The principle of least privilege is the concept and practice of restricting access rights for users, accounts, and computing processes to only those resources necessary to perform legitimate activities.
Applied to employees, the principle of least privilege (POLP) works by allowing only enough access to perform the required job, enforcing the minimal level of user rights, or lowest clearance level, that allows the user to perform his/her/their role. However, the principle of least privilege also applies to processes, applications, systems, and devices (such as IoT), in that each should have only those permissions required to perform an authorized activity. Adhering to the principle of least privilege reduces the risk of malicious internal or external individuals gaining access to critical systems or sensitive data by compromising a low-level user account, device, or application.
The principle of least privilege can be applied to every level of a system. It applies to end users, systems, processes, networks, databases, applications, and every other facet of an IT environment. For example, an employee whose job is to enter information into a database only needs the ability to add records to that database and does not need admin rights, while a programmer whose main function is updating lines of legacy code does not need access to financial records.
Insider threats pose a significant threat and take the longest to uncover. Employees, contractors and other insiders generally benefit from a level of trust by default, which may help them avoid detection, should they be actively stealing data, intellectual property or corrupting systems. This time-to-discovery also translates into more potential for damage.
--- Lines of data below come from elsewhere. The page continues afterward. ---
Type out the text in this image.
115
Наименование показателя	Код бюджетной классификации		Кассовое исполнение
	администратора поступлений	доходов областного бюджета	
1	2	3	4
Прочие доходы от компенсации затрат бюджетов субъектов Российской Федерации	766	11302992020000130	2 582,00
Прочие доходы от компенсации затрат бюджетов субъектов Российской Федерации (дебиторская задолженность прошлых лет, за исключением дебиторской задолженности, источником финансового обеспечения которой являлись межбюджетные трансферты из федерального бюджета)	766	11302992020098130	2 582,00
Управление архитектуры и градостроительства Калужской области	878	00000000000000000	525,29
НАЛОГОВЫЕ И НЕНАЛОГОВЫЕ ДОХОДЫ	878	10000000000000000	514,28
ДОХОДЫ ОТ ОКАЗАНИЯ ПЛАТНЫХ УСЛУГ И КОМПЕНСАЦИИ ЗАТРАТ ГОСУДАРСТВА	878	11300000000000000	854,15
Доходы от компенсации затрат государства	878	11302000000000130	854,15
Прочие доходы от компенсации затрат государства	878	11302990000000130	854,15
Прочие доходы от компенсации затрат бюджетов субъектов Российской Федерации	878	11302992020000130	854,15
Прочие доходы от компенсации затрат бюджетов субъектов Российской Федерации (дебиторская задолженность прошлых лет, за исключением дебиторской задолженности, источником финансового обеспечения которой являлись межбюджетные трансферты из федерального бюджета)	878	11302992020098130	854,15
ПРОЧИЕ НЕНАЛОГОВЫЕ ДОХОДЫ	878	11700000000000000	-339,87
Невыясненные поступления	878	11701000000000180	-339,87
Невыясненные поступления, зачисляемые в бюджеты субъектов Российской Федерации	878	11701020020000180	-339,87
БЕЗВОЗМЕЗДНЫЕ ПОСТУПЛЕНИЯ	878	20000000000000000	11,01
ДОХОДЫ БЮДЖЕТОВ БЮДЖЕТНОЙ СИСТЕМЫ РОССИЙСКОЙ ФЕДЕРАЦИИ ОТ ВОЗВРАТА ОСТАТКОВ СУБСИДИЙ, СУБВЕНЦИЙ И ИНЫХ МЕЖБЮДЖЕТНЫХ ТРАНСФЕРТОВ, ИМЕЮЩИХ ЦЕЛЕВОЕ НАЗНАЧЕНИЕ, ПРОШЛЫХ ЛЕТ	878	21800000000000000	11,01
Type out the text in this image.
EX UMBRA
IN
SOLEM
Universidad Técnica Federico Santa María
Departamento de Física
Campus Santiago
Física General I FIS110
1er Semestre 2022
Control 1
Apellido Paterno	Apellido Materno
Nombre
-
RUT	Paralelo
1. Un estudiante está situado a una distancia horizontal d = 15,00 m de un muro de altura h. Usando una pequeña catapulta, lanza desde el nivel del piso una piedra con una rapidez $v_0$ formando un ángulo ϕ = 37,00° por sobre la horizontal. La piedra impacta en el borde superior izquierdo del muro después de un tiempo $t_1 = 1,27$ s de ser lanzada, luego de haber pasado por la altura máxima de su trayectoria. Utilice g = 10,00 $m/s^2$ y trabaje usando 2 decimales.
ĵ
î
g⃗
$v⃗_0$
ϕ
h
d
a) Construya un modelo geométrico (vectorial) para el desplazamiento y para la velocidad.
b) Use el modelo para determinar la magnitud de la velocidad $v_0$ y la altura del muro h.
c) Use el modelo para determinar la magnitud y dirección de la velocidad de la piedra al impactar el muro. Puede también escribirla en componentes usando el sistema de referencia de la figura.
Unlike external hackers, insiders already start within the perimeter, while also benefitting from the know-how of where sensitive assets and data lie and how to zero in on them.
With regards to external cybersecurity factors, if malware infects an employee’s computer and the employee clicks a link in a phishing email, the malicious attack is limited to making database entries. However, if that employee has extended admin privileges the infection can spread system-wide.
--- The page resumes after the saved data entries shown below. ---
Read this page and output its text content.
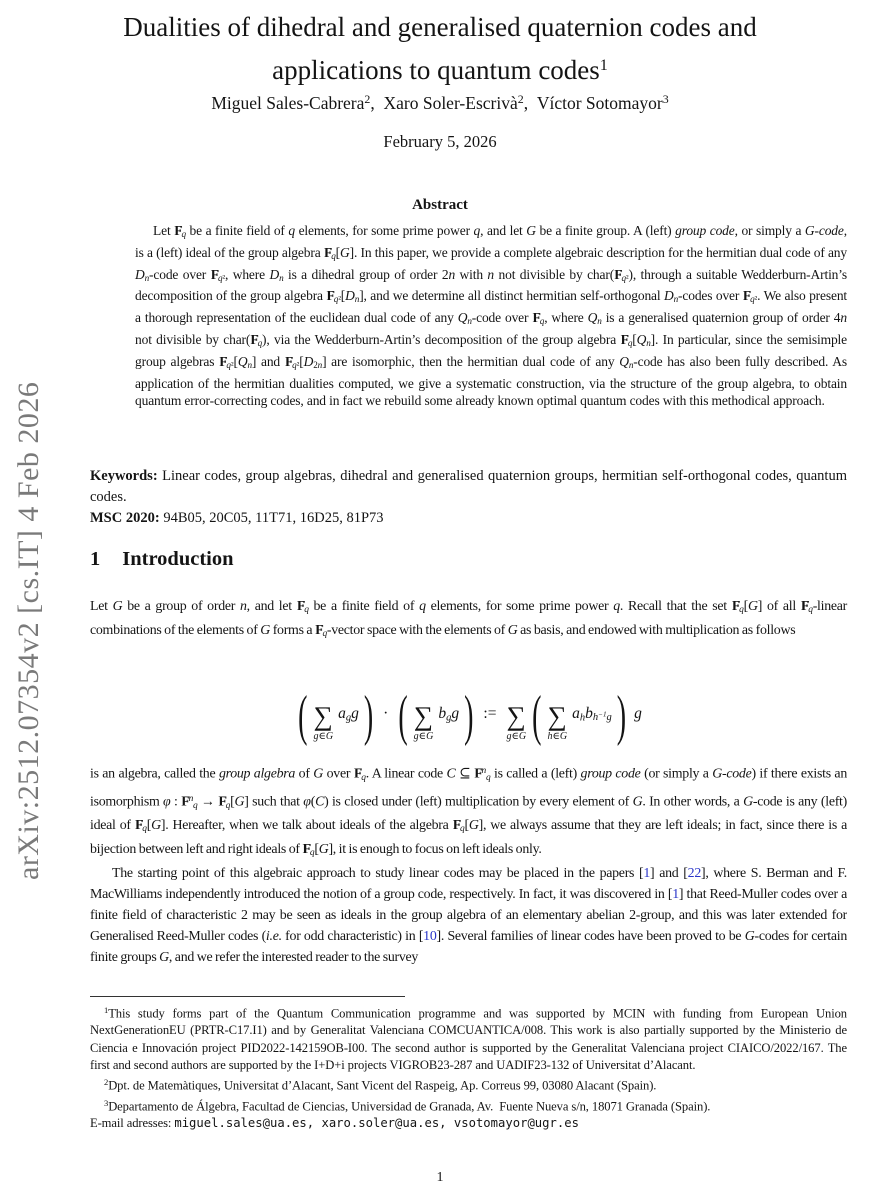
arXiv:2512.07354v2 [cs.IT] 4 Feb 2026
Dualities of dihedral and generalised quaternion codes and
applications to quantum codes$^1$
Miguel Sales-Cabrera$^2$,  Xaro Soler-Escrivà$^2$,  Víctor Sotomayor$^3$
February 5, 2026
Abstract
Let $F_q$ be a finite field of q elements, for some prime power q, and let G be a finite group. A (left) group code, or simply a G-code, is a (left) ideal of the group algebra $F_q[G]$. In this paper, we provide a complete algebraic description for the hermitian dual code of any $D_n$-code over $F_{q^2}$, where $D_n$ is a dihedral group of order 2n with n not divisible by $char(F_{q^2})$, through a suitable Wedderburn-Artin’s decomposition of the group algebra $F_{q^2}[D_n]$, and we determine all distinct hermitian self-orthogonal $D_n$-codes over $F_{q^2}$. We also present a thorough representation of the euclidean dual code of any $Q_n$-code over $F_q$, where $Q_n$ is a generalised quaternion group of order 4n not divisible by $char(F_q)$, via the Wedderburn-Artin’s decomposition of the group algebra $F_q[Q_n]$. In particular, since the semisimple group algebras $F_{q^2}[Q_n]$ and $F_{q^2}[D_{2n}]$ are isomorphic, then the hermitian dual code of any $Q_n$-code has also been fully described. As application of the hermitian dualities computed, we give a systematic construction, via the structure of the group algebra, to obtain quantum error-correcting codes, and in fact we rebuild some already known optimal quantum codes with this methodical approach.

Keywords: Linear codes, group algebras, dihedral and generalised quaternion groups, hermitian self-orthogonal codes, quantum codes.

MSC 2020: 94B05, 20C05, 11T71, 16D25, 81P73

1 Introduction
Let G be a group of order n, and let $F_q$ be a finite field of q elements, for some prime power q. Recall that the set $F_q[G]$ of all $F_q$-linear combinations of the elements of G forms a $F_q$-vector space with the elements of G as basis, and endowed with multiplication as follows
( ∑
g∈G
$a_gg$ ) · ( ∑
g∈G
$b_gg$ ) := ∑
g∈G ( ∑
h∈G
$a_hb_{h^{-1}g}$ ) g

is an algebra, called the group algebra of G over $F_q$. A linear code C ⊆ $F^n_q$ is called a (left) group code (or simply a G-code) if there exists an isomorphism φ : $F^n_q \to F_q[G]$ such that φ(C) is closed under (left) multiplication by every element of G. In other words, a G-code is any (left) ideal of $F_q[G]$. Hereafter, when we talk about ideals of the algebra $F_q[G]$, we always assume that they are left ideals; in fact, since there is a bijection between left and right ideals of $F_q[G]$, it is enough to focus on left ideals only.

The starting point of this algebraic approach to study linear codes may be placed in the papers [1] and [22], where S. Berman and F. MacWilliams independently introduced the notion of a group code, respectively. In fact, it was discovered in [1] that Reed-Muller codes over a finite field of characteristic 2 may be seen as ideals in the group algebra of an elementary abelian 2-group, and this was later extended for Generalised Reed-Muller codes (i.e. for odd characteristic) in [10]. Several families of linear codes have been proved to be G-codes for certain finite groups G, and we refer the interested reader to the survey

$^1$This study forms part of the Quantum Communication programme and was supported by MCIN with funding from European Union NextGenerationEU (PRTR-C17.I1) and by Generalitat Valenciana COMCUANTICA/008. This work is also partially supported by the Ministerio de Ciencia e Innovación project PID2022-142159OB-I00. The second author is supported by the Generalitat Valenciana project CIAICO/2022/167. The first and second authors are supported by the I+D+i projects VIGROB23-287 and UADIF23-132 of Universitat d’Alacant.

$^2$Dpt. de Matemàtiques, Universitat d’Alacant, Sant Vicent del Raspeig, Ap. Correus 99, 03080 Alacant (Spain).

$^3$Departamento de Álgebra, Facultad de Ciencias, Universidad de Granada, Av.  Fuente Nueva s/n, 18071 Granada (Spain).

E-mail adresses: miguel.sales@ua.es, xaro.soler@ua.es, vsotomayor@ugr.es

1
An infamous rogue insider was Edward Snowden, who had administrative access rights while working as a technology contractor for the NSA. His role included such activities as backing up computer systems and migrating data to local servers. However, by abusing his admin privileges, and utilising some simple and widely available software tools, including an automated web crawler, Snowden illegally copied, accessed, and then leaked an estimated 1.7 million NSA files. In response to the Snowden breach, the NSA announced the drastic action of eliminating 90% of system administrators, to limit access and improve its least-privilege posture.